A Decade Under the Influence
Today, October 1, 2007, marks exactly ten years since I moved to New York from Chicago to start the organization that has become Arts Engine. My college pal, the filmmaker Julia Pimsleur, had proposed the somewhat wild idea that we leave our jobs and friends in Chicago, Illinois (me) and Paris, France (Julia), and move back to our hometown of New York City to build a film company dedicated to social issue documentaries.
Thus it was in the fall of 1997 that we worked as line producers on a German television documentary called “World Jazz” and stayed late at the office to write grant proposals and treatments for our first feature documentary, “Innocent Until Proven Guilty,” directed by the recent New York arrival Kirsten Johnson. Our first office was ever so humble—picture Julia and me perched together at a desk that was essentially obstructing the foyer of another production company’s offices (Rose Rosenblatt and Marion Lipschutz’s Cine Qua Non.) We shared one phone line and spent much of each day coordinating the timing for when we would swap the phone jack into our Mac Classics to check our email through our dial-up connection, while hoping that no one was trying to reach us by phone.
This story makes me think: Ah, youth. How different things were in Julia’s and my Web 0.5 world. I knew then that we would be have to master a wealth of knowledge about cameras, broadcasters, editing systems, film festivals and distributors. What I didn’t anticipate was how much we would need to learn about digital distribution, social networking, video downloads and high-resolution compression for video streaming. And while Julia and I hoped and intended our films to make a difference, we had yet to discover how effective the internet could be at galvanizing media makers and users to support social change.
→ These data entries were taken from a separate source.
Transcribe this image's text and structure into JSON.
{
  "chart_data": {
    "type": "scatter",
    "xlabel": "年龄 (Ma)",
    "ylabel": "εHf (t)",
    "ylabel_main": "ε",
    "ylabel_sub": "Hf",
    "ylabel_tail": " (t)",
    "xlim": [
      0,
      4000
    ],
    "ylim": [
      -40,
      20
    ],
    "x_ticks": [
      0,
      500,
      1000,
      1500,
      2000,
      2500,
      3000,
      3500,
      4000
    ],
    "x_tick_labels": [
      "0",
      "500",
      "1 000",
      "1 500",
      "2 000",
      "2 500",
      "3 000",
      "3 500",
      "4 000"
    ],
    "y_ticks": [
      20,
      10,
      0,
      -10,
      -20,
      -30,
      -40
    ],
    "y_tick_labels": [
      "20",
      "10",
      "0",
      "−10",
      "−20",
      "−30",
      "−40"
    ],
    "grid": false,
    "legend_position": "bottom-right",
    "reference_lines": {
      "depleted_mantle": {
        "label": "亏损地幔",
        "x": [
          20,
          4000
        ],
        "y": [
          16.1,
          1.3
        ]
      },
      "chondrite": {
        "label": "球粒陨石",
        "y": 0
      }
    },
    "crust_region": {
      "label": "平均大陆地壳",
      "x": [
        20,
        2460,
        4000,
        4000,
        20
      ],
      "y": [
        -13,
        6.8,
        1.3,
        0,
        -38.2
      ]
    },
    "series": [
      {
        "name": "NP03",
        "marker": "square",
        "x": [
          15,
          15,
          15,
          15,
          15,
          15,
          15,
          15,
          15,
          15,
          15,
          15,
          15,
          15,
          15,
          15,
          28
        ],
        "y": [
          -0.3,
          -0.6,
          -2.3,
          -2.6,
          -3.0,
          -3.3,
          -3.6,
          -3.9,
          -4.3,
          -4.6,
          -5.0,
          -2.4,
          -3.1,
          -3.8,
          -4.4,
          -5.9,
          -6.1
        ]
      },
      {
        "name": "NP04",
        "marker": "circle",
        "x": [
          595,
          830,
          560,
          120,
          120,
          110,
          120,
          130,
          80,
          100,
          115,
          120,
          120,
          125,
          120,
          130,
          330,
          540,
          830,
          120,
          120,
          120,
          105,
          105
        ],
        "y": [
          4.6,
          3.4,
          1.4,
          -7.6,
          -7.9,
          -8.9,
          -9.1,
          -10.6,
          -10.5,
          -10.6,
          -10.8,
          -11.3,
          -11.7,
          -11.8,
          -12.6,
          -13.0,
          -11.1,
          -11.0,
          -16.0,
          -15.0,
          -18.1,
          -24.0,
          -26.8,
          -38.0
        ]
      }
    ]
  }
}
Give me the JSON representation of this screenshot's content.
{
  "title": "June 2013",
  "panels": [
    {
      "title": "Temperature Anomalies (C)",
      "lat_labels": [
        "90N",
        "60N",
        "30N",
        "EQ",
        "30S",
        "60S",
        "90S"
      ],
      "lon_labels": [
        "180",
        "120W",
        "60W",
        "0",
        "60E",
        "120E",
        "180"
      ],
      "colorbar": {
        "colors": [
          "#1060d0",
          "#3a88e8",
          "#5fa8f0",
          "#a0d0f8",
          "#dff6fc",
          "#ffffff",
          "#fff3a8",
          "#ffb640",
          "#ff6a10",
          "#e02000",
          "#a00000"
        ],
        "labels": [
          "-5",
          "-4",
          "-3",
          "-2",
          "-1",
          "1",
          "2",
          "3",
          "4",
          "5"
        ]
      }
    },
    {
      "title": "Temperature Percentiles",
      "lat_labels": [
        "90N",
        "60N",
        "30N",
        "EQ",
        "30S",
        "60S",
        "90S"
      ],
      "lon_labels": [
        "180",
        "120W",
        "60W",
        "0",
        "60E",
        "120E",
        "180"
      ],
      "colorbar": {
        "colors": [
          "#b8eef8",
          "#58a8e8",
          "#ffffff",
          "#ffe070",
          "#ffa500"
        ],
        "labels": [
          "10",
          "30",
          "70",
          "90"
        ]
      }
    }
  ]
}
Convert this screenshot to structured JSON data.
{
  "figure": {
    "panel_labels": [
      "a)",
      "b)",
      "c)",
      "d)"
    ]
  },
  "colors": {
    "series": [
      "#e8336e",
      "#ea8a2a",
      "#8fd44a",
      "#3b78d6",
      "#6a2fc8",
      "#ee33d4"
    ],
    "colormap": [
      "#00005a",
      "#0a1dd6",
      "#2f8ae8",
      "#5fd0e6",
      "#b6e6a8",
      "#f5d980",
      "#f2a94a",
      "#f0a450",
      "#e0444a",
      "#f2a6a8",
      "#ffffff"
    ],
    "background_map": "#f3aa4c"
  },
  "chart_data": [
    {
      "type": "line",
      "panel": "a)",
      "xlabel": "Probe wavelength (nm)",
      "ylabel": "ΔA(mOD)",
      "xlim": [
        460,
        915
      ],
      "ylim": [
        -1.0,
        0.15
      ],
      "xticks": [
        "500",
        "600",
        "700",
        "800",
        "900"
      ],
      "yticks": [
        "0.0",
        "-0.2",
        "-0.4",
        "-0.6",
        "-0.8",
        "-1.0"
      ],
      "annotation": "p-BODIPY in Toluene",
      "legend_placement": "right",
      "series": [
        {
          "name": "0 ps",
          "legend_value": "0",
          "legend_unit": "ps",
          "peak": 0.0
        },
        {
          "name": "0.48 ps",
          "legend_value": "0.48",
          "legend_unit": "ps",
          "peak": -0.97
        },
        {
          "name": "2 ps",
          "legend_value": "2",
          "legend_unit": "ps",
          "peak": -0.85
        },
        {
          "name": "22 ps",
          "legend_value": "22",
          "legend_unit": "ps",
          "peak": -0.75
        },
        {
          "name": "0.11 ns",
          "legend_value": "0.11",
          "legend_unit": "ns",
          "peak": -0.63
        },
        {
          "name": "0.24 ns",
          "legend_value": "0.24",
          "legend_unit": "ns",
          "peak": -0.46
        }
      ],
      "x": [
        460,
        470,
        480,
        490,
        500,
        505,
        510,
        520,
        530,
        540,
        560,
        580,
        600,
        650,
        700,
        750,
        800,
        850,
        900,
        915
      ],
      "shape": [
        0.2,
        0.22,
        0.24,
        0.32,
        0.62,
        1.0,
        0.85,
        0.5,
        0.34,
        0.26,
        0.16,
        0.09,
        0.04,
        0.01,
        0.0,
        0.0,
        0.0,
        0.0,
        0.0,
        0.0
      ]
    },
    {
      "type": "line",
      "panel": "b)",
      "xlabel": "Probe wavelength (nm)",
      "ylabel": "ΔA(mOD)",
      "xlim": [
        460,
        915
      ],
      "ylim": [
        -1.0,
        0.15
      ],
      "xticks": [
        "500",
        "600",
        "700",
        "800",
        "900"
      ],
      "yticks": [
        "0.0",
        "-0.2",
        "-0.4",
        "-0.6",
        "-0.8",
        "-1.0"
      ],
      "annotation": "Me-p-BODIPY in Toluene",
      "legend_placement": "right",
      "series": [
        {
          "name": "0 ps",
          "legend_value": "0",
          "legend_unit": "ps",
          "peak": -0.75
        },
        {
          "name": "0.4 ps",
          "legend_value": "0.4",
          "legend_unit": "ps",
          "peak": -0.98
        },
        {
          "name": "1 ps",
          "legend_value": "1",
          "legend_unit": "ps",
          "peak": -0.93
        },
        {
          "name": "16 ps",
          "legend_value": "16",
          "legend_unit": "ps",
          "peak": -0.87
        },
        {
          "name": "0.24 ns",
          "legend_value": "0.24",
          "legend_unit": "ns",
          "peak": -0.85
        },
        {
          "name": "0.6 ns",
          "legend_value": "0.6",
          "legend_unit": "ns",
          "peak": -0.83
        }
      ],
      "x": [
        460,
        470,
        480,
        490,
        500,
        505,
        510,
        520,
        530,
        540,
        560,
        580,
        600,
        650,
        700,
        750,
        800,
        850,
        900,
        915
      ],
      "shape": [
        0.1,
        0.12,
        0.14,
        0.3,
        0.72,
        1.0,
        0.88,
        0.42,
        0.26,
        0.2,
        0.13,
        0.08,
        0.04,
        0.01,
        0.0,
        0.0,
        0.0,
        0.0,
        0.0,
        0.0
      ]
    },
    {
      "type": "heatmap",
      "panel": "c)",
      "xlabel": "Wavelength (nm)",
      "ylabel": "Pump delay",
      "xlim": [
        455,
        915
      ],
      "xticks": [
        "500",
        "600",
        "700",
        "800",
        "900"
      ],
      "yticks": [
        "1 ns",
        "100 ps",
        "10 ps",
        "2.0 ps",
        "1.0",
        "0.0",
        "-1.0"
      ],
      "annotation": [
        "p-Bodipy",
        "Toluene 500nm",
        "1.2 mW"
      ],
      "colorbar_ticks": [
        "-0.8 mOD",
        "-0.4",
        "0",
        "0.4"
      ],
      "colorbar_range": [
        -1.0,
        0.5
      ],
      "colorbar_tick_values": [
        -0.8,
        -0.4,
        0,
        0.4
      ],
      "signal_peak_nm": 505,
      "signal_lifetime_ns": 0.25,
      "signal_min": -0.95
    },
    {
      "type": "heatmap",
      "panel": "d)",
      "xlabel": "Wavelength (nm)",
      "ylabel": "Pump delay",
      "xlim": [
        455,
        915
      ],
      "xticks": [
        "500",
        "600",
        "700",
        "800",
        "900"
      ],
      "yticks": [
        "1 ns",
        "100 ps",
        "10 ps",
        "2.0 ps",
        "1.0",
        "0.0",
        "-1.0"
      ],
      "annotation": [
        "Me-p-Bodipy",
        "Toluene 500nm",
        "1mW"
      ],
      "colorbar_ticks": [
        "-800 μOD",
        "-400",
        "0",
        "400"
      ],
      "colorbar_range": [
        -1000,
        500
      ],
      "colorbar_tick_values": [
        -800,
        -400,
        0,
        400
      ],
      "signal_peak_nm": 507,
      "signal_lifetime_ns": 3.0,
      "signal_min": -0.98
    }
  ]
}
In 1999 we began research on what became MediaRights.org and in 2001 we launched our first Media That Matters Film Festival, at a time when streaming films online was still largely a novelty. Since then, web video has gone from neat-o to necessary, but the work of promoting, protecting and creating media for social change continues to grow in importance as more people have access to these tools. Just last week, the front page of the New York Times reported on Verizon’s attempt to block text messages sent by Naral Pro-Choice America. This censorship caused such an outcry that Verizon backtracked to allow the messages to be sent, but the policy that allows companies such as Verizon and AT&T to discriminate as they choose still stands.
At the same time, the exciting potential offered by free access to digital distribution channels exceeded anyone’s expectations and blew our minds with the Media That Matters Film Festival’s A Girl Like Me. So on the one hand, corporate communications companies may have new tools to control what messages get through to the public, while on the other hand, a 16-year-old can reach millions with her story of internalized racism among young children in Harlem.
Neither of these newsworthy events could have happened ten years ago, but to me both these examples argue for the need for vigilance and imagination in using the tools of media making and media sharing to bring the ideals of free expression to their fullest expression. No doubt we will still need people to keep it real to 2017, fight the good fight and make sure that the truth gets out there. The exciting part is that we’re going to be making creative use of new technologies to do it.